Newcastle-based artist Trevor Dickinson added a splash of colour to a Carrington ‘Carrodise’ pub 2021.

Popular local cartoonist and artist Trevor Dickinson will bring his quirky signature style to a wall near Aldi on Kokera Street, representing famous landmarks of the suburb’s past. 

Newcastle’s own modern artist Jordan Lucky will paint a wall in the Wallsend Shopping Centre.  

His mural is a snapshot of the suburb, representing the present, made up of found objects. 

Jordan Lucky
Jordan Lucky.

Sydney-based artist Hotham, known for his big canvases and realistic style, will paint a stunning mural on the corner of Nelson and Boscawen Street, on the outside of the old Electrodry building.  

Representing the evolution of identity, his artwork will be based on a series of photographs by Novocastrian snappers Melanie Muddle and Hannah Robinsons. 

The images feature young people who are students of the local Art Mania Studios and participants of a weekly youth group held at the Hunter Multicultural Communities.

“I was born in 1996 in Bathurst. I moved to Sydney as a semi-professional cricketer, but then art became my true calling,” says Calum. 

“I’ve just come from painting a wall in Frankston Victoria for Big Picture Fest, and now it’s a privilege to work with Melanie, Hannah and Kat to help represent the upcoming Wallsend community through images of the students.  
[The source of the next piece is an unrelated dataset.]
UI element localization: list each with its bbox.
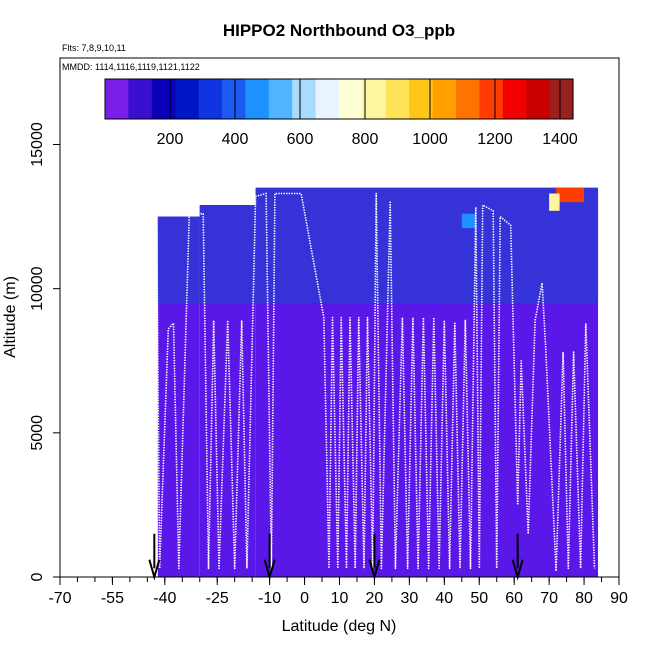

“I hope I do it justice.” 
 
The murals leave a trail of cultural landmarks for visitors and locals to enjoy for years to come, “no art gallery required, just free accessible art on the street”, adds Katerina.  

Residents and visitors alike are encouraged to wander through Wallsend from 1 May to see visual representations of how the city has changed. 

The Big Picture Fest invites the community to watch artists at work over three days between 27-29 September, with five large-scale murals going up throughout Newcastle CBD.